BACKGROUND: The prognostic and predictive value of cell cycle regulatory proteins in ovarian cancer has not been established. We evaluated the clinical and biological significance of P21(WAF1), P27(KIP1), C-MYC, TP53 and Ki67 expressions in ovarian cancer patients. MATERIALS AND METHODS: Immunohistochemical analysis was performed on 204 ovarian carcinomas of International Federation of Gynecology and Obstetrics (FIGO) stage IIB to IV treated with platinum-based chemotherapy. Multivariate analysis with Cox and logistic regression models was performed in the whole group, and in the TP53-negative and TP53-positive subgroups. RESULTS: High P21(WAF1) labeling index (LI) was an independent positive predictor of platinum-sensitive response (P = 0.02). Overall survival was positively influenced by P21(WAF1) LI (P = 0.02) or by P21(WAF1) plus P27(KIP1) LI (P = 0.004) in the TP53-negative group only. Ki67 LI showed borderline association with disease-free survival (P = 0.05). Growth fraction was negatively associated with P21(WAF1) and P27(KIP1) indices in the TP53-negative group (P = 0.023 and 0.008, respectively), and these associations were borderline or lost in the TP53-positive group. Endometrioid and clear cell carcinomas differed from other carcinomas by having a low incidence of TP53 accumulation, a high incidence of C-MYC overexpression (70%) and a low median Ki67 LI (all with P <0.001).
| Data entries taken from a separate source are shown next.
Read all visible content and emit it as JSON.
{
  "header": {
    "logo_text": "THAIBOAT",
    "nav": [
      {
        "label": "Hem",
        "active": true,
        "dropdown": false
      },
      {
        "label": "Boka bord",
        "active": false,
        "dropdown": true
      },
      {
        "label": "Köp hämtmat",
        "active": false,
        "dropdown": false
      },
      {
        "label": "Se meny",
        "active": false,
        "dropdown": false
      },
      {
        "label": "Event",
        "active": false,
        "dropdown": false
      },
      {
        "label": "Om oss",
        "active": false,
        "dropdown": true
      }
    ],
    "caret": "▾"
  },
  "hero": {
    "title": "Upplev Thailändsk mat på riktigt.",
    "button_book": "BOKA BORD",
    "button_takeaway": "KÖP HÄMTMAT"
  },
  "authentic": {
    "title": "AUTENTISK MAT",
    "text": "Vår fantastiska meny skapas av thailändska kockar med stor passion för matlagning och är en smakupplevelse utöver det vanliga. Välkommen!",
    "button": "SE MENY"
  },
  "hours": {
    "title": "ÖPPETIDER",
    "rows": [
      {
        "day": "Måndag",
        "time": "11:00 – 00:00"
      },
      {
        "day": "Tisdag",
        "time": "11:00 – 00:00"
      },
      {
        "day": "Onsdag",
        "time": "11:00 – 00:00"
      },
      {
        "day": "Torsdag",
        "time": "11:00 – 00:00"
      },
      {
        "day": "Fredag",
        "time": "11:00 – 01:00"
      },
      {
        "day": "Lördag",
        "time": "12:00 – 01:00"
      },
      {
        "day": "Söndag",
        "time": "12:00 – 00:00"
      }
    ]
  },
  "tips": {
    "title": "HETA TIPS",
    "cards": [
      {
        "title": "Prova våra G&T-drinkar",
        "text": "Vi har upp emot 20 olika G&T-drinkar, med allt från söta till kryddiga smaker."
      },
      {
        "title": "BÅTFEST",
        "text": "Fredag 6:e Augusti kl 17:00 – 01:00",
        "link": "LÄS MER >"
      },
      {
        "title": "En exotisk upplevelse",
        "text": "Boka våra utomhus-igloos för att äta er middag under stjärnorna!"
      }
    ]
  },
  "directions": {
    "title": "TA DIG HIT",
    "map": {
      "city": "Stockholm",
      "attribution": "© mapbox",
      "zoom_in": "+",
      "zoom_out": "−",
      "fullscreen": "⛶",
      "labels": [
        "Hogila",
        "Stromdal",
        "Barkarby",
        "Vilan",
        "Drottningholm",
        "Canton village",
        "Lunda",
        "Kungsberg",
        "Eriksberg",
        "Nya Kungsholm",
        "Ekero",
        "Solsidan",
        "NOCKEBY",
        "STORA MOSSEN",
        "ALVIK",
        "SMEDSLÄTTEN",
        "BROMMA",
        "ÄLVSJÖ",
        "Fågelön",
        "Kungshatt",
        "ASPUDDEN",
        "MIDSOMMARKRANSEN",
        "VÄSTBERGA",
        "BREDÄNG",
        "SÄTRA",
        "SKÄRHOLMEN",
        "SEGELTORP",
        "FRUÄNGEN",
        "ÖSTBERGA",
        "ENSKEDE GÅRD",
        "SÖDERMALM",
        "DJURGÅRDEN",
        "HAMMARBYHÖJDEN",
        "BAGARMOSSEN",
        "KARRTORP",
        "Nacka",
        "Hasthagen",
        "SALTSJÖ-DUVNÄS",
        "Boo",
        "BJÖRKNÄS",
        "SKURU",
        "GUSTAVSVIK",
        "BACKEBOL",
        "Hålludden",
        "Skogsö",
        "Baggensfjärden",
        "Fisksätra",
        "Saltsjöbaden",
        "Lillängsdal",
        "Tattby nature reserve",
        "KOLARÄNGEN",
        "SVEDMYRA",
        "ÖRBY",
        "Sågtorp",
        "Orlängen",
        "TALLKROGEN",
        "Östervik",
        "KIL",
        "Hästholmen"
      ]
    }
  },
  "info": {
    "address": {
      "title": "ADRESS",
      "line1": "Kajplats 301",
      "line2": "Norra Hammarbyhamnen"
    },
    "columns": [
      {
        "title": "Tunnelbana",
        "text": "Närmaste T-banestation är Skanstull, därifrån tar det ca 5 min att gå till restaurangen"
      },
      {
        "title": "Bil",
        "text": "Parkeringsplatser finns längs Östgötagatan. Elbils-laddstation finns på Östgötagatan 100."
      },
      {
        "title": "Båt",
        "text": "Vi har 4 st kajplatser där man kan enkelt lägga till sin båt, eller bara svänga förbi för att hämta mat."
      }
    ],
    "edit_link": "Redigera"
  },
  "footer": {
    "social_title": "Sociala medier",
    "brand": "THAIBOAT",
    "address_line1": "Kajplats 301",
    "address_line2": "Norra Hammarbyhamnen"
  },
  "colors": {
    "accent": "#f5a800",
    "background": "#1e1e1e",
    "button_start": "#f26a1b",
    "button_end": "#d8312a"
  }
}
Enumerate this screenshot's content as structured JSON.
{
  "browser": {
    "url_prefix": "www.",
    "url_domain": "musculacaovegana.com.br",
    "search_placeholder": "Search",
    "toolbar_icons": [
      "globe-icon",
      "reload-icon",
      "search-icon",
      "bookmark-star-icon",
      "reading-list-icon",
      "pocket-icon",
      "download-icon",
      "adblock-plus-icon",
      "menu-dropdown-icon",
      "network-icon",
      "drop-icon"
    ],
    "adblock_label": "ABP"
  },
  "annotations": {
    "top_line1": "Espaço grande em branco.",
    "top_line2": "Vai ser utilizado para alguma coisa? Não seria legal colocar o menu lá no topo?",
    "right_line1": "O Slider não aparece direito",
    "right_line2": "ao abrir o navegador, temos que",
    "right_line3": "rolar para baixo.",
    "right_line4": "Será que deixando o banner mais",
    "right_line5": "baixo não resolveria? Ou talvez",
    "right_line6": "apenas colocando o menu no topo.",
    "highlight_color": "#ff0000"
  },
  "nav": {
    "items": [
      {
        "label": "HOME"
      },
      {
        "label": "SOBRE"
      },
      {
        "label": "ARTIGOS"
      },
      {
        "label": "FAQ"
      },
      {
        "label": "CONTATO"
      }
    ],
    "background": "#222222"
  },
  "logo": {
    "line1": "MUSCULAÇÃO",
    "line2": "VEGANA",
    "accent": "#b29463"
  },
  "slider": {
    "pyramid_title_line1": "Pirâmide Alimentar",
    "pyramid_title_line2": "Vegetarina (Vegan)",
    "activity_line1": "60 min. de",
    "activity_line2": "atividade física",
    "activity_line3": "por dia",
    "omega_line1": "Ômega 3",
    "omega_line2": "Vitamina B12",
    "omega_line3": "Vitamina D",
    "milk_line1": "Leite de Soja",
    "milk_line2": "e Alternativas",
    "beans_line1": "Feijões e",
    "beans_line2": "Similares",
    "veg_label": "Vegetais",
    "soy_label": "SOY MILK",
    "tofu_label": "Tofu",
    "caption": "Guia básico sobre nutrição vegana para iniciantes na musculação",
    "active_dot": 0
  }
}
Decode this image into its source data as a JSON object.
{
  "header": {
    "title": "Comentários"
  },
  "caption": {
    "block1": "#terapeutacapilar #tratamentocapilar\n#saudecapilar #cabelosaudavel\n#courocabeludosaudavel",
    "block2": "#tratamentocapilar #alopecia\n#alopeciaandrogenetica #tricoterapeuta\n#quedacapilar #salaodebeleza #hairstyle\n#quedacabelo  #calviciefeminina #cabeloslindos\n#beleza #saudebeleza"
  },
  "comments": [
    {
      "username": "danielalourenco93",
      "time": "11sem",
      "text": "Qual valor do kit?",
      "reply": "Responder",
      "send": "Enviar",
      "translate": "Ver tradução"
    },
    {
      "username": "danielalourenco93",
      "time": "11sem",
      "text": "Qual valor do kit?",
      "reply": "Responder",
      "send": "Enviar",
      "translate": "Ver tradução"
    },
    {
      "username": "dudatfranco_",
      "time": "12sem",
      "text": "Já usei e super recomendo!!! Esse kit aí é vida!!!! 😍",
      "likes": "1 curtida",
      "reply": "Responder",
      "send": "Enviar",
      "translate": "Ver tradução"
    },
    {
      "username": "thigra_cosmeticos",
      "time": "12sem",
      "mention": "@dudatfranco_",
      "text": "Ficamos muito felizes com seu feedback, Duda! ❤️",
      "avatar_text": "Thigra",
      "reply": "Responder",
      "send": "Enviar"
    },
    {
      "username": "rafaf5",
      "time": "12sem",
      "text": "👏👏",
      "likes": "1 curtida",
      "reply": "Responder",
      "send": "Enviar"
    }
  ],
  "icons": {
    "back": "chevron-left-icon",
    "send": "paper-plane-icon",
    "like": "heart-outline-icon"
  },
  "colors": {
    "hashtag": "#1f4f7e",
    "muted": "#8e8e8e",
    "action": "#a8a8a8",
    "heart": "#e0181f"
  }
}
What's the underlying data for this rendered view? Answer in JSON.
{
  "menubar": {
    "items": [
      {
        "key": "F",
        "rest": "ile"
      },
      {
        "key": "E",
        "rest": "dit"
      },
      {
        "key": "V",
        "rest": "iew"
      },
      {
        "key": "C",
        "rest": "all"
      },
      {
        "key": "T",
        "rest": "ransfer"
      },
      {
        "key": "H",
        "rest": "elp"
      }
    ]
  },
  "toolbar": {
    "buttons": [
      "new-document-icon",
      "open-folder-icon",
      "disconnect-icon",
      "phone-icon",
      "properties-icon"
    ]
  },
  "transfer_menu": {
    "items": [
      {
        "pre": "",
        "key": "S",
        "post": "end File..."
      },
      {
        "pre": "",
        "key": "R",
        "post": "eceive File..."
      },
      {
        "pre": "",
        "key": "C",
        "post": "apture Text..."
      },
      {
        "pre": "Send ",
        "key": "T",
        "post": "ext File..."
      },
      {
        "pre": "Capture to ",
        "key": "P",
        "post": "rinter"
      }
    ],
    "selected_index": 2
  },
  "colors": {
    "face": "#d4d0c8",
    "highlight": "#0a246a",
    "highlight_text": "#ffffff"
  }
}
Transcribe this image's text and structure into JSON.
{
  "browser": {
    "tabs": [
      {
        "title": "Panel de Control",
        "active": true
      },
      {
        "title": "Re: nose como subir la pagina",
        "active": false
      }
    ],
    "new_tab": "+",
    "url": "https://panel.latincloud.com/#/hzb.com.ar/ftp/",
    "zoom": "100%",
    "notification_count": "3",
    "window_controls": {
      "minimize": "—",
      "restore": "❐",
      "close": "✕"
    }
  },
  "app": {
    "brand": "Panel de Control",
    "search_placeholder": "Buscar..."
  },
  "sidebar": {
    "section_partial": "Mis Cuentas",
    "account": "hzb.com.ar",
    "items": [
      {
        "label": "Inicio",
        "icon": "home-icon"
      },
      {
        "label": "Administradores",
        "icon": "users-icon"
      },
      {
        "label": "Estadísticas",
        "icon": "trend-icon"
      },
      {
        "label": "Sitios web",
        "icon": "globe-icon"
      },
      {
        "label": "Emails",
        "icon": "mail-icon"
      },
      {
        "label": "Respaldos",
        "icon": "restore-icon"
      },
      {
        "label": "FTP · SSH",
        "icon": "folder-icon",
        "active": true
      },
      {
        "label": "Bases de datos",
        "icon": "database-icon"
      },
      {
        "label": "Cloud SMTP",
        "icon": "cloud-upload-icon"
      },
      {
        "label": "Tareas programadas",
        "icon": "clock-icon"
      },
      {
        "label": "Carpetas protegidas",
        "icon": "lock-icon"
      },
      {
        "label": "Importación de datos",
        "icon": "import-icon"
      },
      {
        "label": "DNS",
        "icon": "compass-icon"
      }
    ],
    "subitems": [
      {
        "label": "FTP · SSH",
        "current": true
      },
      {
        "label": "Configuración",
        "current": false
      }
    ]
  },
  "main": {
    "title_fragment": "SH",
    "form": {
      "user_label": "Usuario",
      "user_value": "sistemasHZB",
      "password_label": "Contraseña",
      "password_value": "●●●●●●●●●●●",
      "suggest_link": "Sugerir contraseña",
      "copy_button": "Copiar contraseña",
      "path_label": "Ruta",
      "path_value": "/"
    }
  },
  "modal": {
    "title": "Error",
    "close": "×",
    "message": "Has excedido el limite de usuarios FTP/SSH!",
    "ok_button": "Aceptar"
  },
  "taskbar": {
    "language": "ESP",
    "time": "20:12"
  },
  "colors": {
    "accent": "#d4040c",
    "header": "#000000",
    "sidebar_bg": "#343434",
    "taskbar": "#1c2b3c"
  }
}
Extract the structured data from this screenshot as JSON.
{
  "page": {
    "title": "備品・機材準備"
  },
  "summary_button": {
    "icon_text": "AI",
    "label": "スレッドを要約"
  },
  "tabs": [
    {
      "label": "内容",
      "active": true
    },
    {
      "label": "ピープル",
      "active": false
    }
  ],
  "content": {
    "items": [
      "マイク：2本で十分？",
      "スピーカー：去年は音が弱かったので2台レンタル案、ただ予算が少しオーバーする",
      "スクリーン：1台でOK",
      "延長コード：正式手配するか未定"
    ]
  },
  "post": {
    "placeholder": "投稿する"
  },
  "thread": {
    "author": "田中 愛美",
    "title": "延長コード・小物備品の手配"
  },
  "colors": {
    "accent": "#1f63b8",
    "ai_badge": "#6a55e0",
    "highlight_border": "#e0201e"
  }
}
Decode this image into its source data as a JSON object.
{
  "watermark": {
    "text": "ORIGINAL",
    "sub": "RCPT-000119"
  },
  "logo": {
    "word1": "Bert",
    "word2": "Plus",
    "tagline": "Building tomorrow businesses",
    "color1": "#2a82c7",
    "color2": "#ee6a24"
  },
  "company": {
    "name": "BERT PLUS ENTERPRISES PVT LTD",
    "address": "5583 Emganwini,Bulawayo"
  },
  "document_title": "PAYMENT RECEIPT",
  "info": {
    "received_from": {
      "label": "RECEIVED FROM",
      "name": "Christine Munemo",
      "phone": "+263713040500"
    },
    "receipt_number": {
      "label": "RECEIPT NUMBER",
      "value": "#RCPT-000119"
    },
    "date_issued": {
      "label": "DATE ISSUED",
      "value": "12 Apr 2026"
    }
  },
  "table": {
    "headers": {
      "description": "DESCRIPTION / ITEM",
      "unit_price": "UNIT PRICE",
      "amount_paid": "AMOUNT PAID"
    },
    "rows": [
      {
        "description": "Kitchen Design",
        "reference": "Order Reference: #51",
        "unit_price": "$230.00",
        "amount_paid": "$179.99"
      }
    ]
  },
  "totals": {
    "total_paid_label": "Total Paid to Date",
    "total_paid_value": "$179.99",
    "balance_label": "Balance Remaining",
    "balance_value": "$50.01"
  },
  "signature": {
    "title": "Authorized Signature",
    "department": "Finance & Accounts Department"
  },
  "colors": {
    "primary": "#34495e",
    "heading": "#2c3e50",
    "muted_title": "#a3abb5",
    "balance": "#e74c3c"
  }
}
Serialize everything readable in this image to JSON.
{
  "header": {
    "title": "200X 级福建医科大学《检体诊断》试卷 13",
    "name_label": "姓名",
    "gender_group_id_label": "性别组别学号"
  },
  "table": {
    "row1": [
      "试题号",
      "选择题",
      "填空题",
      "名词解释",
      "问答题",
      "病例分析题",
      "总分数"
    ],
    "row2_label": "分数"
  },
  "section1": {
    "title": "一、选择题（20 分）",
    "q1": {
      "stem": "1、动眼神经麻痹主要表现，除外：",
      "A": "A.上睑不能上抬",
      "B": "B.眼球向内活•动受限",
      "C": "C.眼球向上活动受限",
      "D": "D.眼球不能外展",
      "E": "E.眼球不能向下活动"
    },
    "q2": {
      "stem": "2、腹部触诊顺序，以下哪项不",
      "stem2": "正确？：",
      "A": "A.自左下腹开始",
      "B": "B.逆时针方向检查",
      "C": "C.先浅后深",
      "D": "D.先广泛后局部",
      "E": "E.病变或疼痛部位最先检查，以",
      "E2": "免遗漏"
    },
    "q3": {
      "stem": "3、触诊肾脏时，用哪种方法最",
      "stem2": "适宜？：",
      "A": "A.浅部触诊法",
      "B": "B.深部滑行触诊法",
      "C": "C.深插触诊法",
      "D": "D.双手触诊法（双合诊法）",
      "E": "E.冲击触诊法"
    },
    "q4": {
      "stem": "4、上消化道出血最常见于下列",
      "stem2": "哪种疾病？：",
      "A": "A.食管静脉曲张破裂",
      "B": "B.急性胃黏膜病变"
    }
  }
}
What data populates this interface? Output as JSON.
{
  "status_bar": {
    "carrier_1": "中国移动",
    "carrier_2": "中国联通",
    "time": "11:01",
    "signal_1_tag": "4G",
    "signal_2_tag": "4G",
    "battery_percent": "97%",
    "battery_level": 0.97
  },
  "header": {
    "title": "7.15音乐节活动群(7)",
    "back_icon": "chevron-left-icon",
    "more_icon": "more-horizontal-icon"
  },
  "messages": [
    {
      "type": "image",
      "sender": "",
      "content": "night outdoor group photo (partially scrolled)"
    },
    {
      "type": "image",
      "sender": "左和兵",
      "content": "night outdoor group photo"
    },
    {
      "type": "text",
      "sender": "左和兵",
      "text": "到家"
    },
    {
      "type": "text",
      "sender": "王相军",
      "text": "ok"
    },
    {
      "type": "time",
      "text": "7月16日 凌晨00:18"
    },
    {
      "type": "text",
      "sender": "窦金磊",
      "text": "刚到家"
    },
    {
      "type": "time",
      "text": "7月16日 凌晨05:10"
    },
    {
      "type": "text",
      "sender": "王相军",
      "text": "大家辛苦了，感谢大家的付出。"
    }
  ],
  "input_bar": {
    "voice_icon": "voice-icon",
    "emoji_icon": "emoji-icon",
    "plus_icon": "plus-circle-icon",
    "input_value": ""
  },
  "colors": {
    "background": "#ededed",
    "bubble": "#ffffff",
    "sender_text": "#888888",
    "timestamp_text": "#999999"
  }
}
CONCLUSIONS: We have shown an independent predictive value of P21(WAF1) LI in ovarian carcinoma patients. The prognostic value of P21(WAF1) and P21(WAF1) plus P27(KIP1) LI was determined by TP53 status. A high frequency of C-MYC overexpression in endometrioid and clear cell carcinomas may suggest its role in the development of these tumor types.

Nijmegen breakage syndrome gene (NBS1) alterations and its protein (nibrin) expression in human ovarian tumours.

We looked for NBS1 gene (602667) alterations and changes in nibrin expression in 162 human gynaecological tumours, mostly ovarian. Exons 6-8 and 10 of the NBS1 gene were evaluated by the SSCP and direct sequencing method. Nibrin expression was detected immunohistochemically with the use of the p95NBS1 (Ab-1) antibody. The 657del5 mutation (Slavic mutation) was found in two of 117 carcinomas studied (1.7%) - in both cases it was present in the germline; one of these tumours showed loss of heterozygosity (LOH) for the 657del5 mutation and loss of nibrin expression. We have found three types of novel germline intron variants: (1) two concomitant transitions (G to A) at bases 14009 and 14256; (2) C to T transition at base 13998; (3) G to C transversion at base 20035. Among the carcinomas studied, the intron variants were associated with a clear cell histological type (p = 0.004). Our results may suggest that NBS1 gene alterations contribute to the development of rare ovarian carcinomas. LOH for 657del5 in tumour tissue may support the hypothesis that the NBS1 gene functions as a tumour suppressor.